# Metric Learning

Metric learning is the new “fashionable” thing to do for many computer vision tasks. The main idea is relatively simple — modify the standard euclidean distance by some matrix that helps improve the discrimative performance (distance of features from the same class is small, while that from different classes is large). Yes, this is the Mahalanobis distance. In math,

$d^2_\mathbf{M}(\mathbf{x}_i, \mathbf{x}_j) = (\mathbf{x}_i - \mathbf{x}_j)^T\mathbf{M}(\mathbf{x}_i - \mathbf{x}_j)$

Some of the current well-performing learning techniques are

LMNN (Large Margin Nearest Neighbour)
[Weinberger, NIPS2006]
The idea is a combination of allowance of slack for different classes (like SVMs) with the local region of a k-nearest neighbour sphere. The formulation tries to increase similarity to target neighbours, while reducing it to impostors (other classes) lying within this k-nearest neighbour region.

ITML (Information Theoretic Metric Learning)
[Davis, ICML2007]
The problem is formulated as the minimization of differential relative entropy between two multivariate Gaussians under constraints of the distance function. The trade off lies in satisfying constraints while being close to a prior (usually identity — leading to euclidean distance).
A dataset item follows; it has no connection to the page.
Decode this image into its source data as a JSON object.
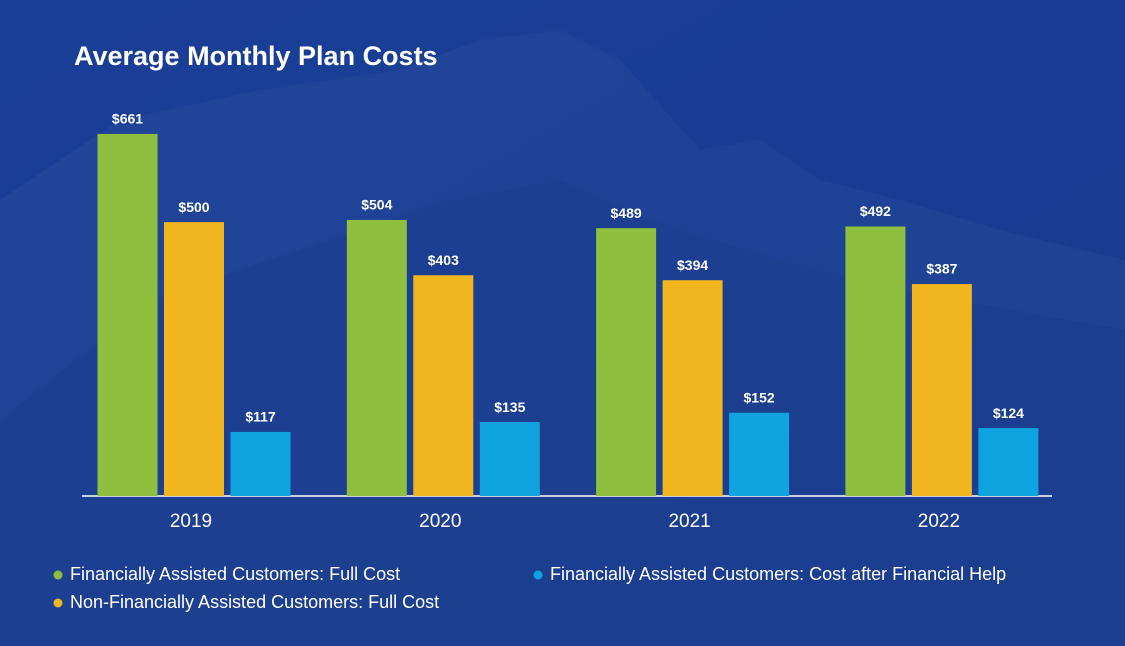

The constraints are to keep similar pairs below some distance $d_{sim}$ and and dissimilar pairs above $d_{diff}$.

LDML (Logistic Discriminant Metric Learning)
[Guillaumin, ICCV2009]
In this method, a probabilistic approach is used. The probability of a pair being similar is modeled by a sigmoid function which includes a bias term, and the Mahalanobis distance. The metric is then estimated by gradient descent. $p_{ij} = \sigma(b - d^2_M(x_i, x_j))$

KISSME (Keep It Simple and Straightforward MEtric)
[Koestinger, CVPR2012]
This final approach, is a non-iterative and extremely fast method to learn a metric. It assumes that the feature space of both hypothesis (pair is similar or dissimilar) is Gaussian, and then formulates the metric as a difference of (inverted) covariance matrices. In their experiments, the assumption is satisfied by reducing the dimension of the features via PCA. $M = \Sigma^{-1}_1 - \Sigma^{-1}_0$

Go make your nearest neighbour search better.